L’ancien producteur de télévision Pedro Torres, connu pour sa relation avec l’actrice et chanteuse Lucía Méndez, est atteint d’une maladie neurodégénérative incurable. Méndez a récemment dissipé les rumeurs infondées concernant le décès de son ex-compagnon, tout en soulignant son optimisme face à cette épreuve.
Lors d’une rencontre avec la presse après avoir reçu le Micro d’Or ce mercredi, Lucía Méndez a précisé que la santé de Pedro Torres était stable, dans la mesure du possible. « Pierre est stable autant que possible, nous sommes heureux. C’est un homme très positif, il nous a donné de belles leçons », a-t-elle déclaré.
L’état de santé de Pedro Torres a été confirmé par un diagnostic de sclérose latérale amyotrophique (SLA), une maladie dégénérative qui affecte le système nerveux et moteur.
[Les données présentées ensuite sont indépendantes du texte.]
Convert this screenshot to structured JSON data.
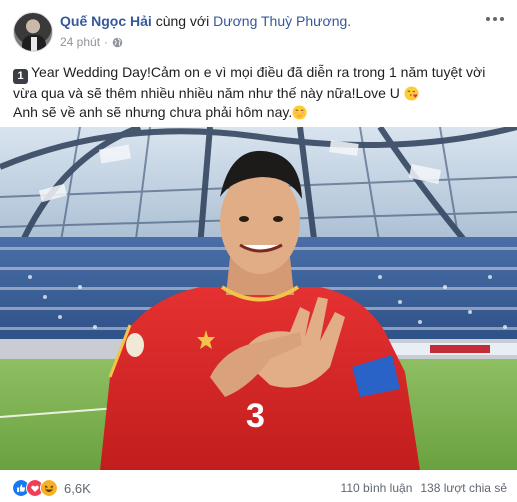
{
  "post": {
    "author": "Quế Ngọc Hải",
    "with_text": "cùng với",
    "partner": "Dương Thuỳ Phương.",
    "timestamp": "24 phút",
    "separator": "·",
    "privacy_icon": "globe-icon",
    "more_icon": "more-options-icon",
    "text_line1_keycap": "1",
    "text_line1": "Year Wedding Day!Cảm on e vì mọi điều đã diễn ra trong 1 năm tuyệt vời vừa qua và sẽ thêm nhiều nhiều năm như thế này nữa!Love U",
    "text_line1_emoji": "face-blowing-kiss-emoji",
    "text_line2": "Anh sẽ về anh sẽ nhưng chưa phải hôm nay.",
    "text_line2_emoji": "smiling-face-with-hand-over-mouth-emoji",
    "jersey_number": "3"
  },
  "footer": {
    "reactions": [
      "like",
      "love",
      "haha"
    ],
    "reaction_count": "6,6K",
    "comments": "110 bình luận",
    "shares": "138 lượt chia sẻ"
  },
  "colors": {
    "link": "#365899",
    "meta": "#90949c",
    "like": "#1877f2",
    "love": "#f33e58",
    "haha": "#f7b125"
  }
}
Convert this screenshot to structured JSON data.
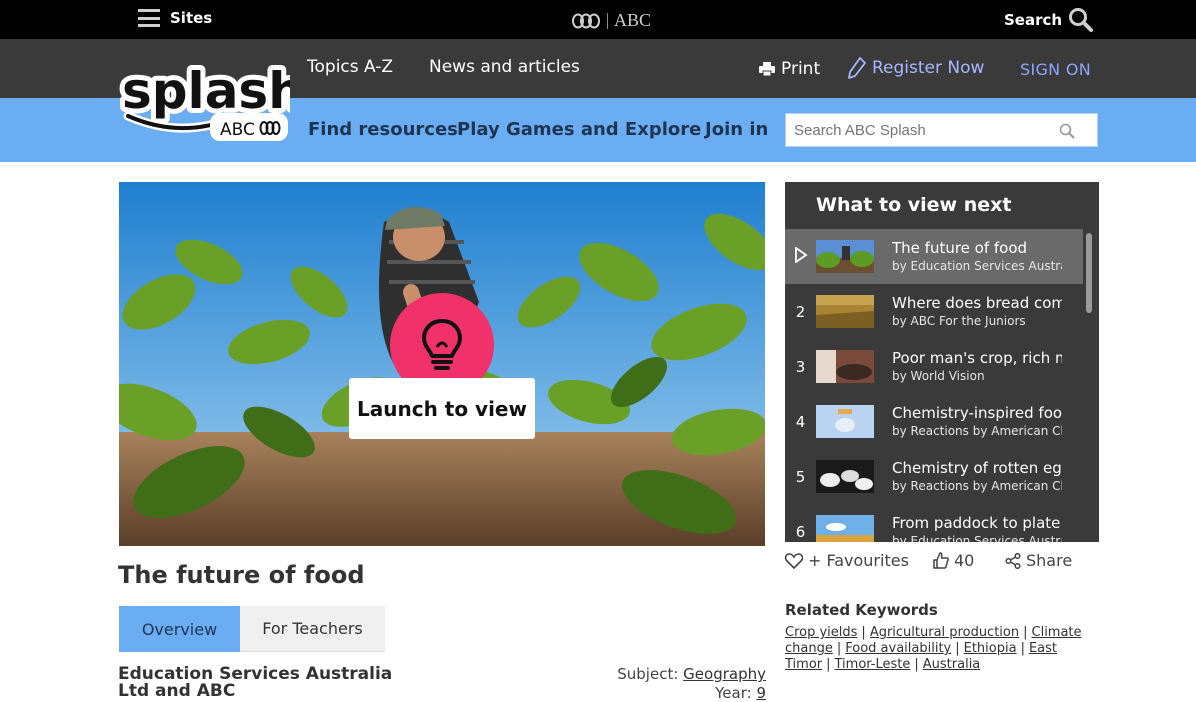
{
  "topbar": {
    "sites_label": "Sites",
    "logo_text": "ABC",
    "search_label": "Search"
  },
  "mainnav": {
    "topics": "Topics A-Z",
    "news": "News and articles",
    "print": "Print",
    "register": "Register Now",
    "signon": "SIGN ON"
  },
  "brand": {
    "logo_word": "splash",
    "logo_sub": "ABC"
  },
  "subnav": {
    "find": "Find resources",
    "play": "Play Games and Explore",
    "join": "Join in",
    "search_placeholder": "Search ABC Splash"
  },
  "hero": {
    "launch_label": "Launch to view"
  },
  "resource": {
    "title": "The future of food",
    "tabs": [
      "Overview",
      "For Teachers"
    ],
    "publisher": "Education Services Australia Ltd and ABC",
    "subject_label": "Subject:",
    "subject_value": "Geography",
    "year_label": "Year:",
    "year_value": "9"
  },
  "view_next": {
    "heading": "What to view next",
    "items": [
      {
        "num": "",
        "title": "The future of food",
        "by": "by Education Services Australia Ltd"
      },
      {
        "num": "2",
        "title": "Where does bread come from?",
        "by": "by ABC For the Juniors"
      },
      {
        "num": "3",
        "title": "Poor man's crop, rich man's food",
        "by": "by World Vision"
      },
      {
        "num": "4",
        "title": "Chemistry-inspired food",
        "by": "by Reactions by American Chemical Society"
      },
      {
        "num": "5",
        "title": "Chemistry of rotten eggs",
        "by": "by Reactions by American Chemical Society"
      },
      {
        "num": "6",
        "title": "From paddock to plate",
        "by": "by Education Services Australia"
      }
    ]
  },
  "actions": {
    "favourites": "+ Favourites",
    "likes": "40",
    "share": "Share"
  },
  "related": {
    "heading": "Related Keywords",
    "keywords": [
      "Crop yields",
      "Agricultural production",
      "Climate change",
      "Food availability",
      "Ethiopia",
      "East Timor",
      "Timor-Leste",
      "Australia"
    ]
  },
  "colors": {
    "abc_black": "#000000",
    "nav_dark": "#3a3a3a",
    "nav_blue": "#6aadf2",
    "accent_pink": "#f0316a",
    "register_blue": "#a9b8ff"
  }
}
Méndez a confié que cette situation était particulièrement douloureuse pour elle et sa famille, même si leur relation a évolué. « Il est stable ; pas exactement comme les gens le pensent, mais c’est très douloureux pour moi, j’ai beaucoup pleuré (…) on est très triste de voir que c’est un homme qui aime la vie (…) de voir mon fils comme ça, de savoir que la vie est en train de passer et que parfois on ne l’apprécie pas ; qu’on pense qu’elle va être éternelle et ce n’est pas vrai, ça ne sera pas éternel », a-t-elle ajouté avec sincérité.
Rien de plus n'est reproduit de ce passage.